Normally when we hear the word "disorder" referring to our special way of being, our personality or behavior, we think that obviously "does not go with us" since "we are not a deranged person", but the clinical form of definition is not more than a standardized protocol with the intent and sole purpose of defining criteria, in concepts that by their own difficulty, ambiguity and subtlety in themselves need a protocol defined both for their psychodiagnostic evaluation and for their subsequent psychological treatment.

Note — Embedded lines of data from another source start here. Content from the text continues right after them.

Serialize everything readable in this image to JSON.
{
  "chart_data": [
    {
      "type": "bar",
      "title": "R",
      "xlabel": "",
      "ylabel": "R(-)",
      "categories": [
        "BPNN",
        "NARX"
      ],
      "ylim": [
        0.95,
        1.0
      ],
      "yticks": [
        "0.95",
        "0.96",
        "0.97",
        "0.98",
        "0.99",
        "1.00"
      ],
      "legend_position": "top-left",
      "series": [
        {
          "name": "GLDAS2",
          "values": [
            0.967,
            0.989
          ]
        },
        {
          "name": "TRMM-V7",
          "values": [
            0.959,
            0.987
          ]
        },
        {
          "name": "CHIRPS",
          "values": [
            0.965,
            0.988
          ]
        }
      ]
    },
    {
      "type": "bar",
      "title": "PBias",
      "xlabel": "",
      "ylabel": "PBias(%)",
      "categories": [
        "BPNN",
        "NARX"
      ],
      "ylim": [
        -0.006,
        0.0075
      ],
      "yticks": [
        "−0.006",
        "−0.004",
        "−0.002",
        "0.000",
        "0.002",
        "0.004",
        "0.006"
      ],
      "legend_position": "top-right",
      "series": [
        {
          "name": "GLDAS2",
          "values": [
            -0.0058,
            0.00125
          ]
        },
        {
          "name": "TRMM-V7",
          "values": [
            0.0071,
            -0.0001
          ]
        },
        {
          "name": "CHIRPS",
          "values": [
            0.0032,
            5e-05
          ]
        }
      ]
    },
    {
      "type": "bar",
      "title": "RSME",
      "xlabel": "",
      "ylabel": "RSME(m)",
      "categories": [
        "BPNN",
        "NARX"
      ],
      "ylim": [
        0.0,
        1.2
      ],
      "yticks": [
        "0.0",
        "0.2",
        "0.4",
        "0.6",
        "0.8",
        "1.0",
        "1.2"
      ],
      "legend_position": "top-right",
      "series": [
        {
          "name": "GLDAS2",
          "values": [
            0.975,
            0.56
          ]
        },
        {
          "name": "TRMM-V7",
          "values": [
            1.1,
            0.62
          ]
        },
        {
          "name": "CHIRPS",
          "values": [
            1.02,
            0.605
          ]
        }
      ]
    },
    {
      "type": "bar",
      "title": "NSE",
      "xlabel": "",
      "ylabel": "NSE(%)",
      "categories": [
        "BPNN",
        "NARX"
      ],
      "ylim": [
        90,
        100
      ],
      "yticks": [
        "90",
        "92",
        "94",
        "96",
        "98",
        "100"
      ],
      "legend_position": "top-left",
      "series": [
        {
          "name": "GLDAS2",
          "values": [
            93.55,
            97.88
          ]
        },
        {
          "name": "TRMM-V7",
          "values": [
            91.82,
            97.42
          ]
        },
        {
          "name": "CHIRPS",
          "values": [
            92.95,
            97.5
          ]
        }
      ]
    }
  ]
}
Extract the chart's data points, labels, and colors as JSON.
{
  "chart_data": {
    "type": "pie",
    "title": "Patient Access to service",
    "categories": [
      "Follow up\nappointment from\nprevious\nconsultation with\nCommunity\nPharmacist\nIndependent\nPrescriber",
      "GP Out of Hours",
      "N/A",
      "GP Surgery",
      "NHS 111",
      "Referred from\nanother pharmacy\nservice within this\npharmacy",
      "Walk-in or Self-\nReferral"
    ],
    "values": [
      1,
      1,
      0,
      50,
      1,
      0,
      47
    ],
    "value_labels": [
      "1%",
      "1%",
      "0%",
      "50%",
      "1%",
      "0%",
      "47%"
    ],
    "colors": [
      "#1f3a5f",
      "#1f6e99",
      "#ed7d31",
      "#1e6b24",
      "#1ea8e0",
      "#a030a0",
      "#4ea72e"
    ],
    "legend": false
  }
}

How can we then know for ourselves if we need help? How can we know if our teenager needs it? Well, if we normally use behavioral patterns that deviate sharply from the expectations of our environment and manifest through thought , this is a way of perceiving and interpreting ourselves and others markedly differentiating; and if our emotional responses in terms of intensity, lability and adequacy to the emotional response are prominently disproportionate; if our interpersonal activity and our impulse control are prominently outside the expected patterns in our environment, then it would indicate that something in our behavior is not flowing properly .
The specific personality disorders can oscillate in opposite extremes, from extreme introversion and highly altered self-esteem , to the lack of control of the impulses in the borderline and antisocial personality.
The avoidant and dependent personalities, as well as the ruminative or obsessive personalities , usually come to consultation thinking more about phobic issues than about the possibility of a possible personality disorder, for that reason in many occasions, the problems, if not addressed in depth and only in some of the symptoms can they be recurrent, often going to psychological services on a continuous basis and not solving the basic problem, of the structure of established patterns.
Professor Theodore Millon, Personality Disorder Specialist, is universally recognized as a precursor and competent authority, founder of the Journal of Personality Disorders, with which we have professionally met at international conferences, and with which we have learned over the years obtaining the "expertrice" or know how in these psychotherapies.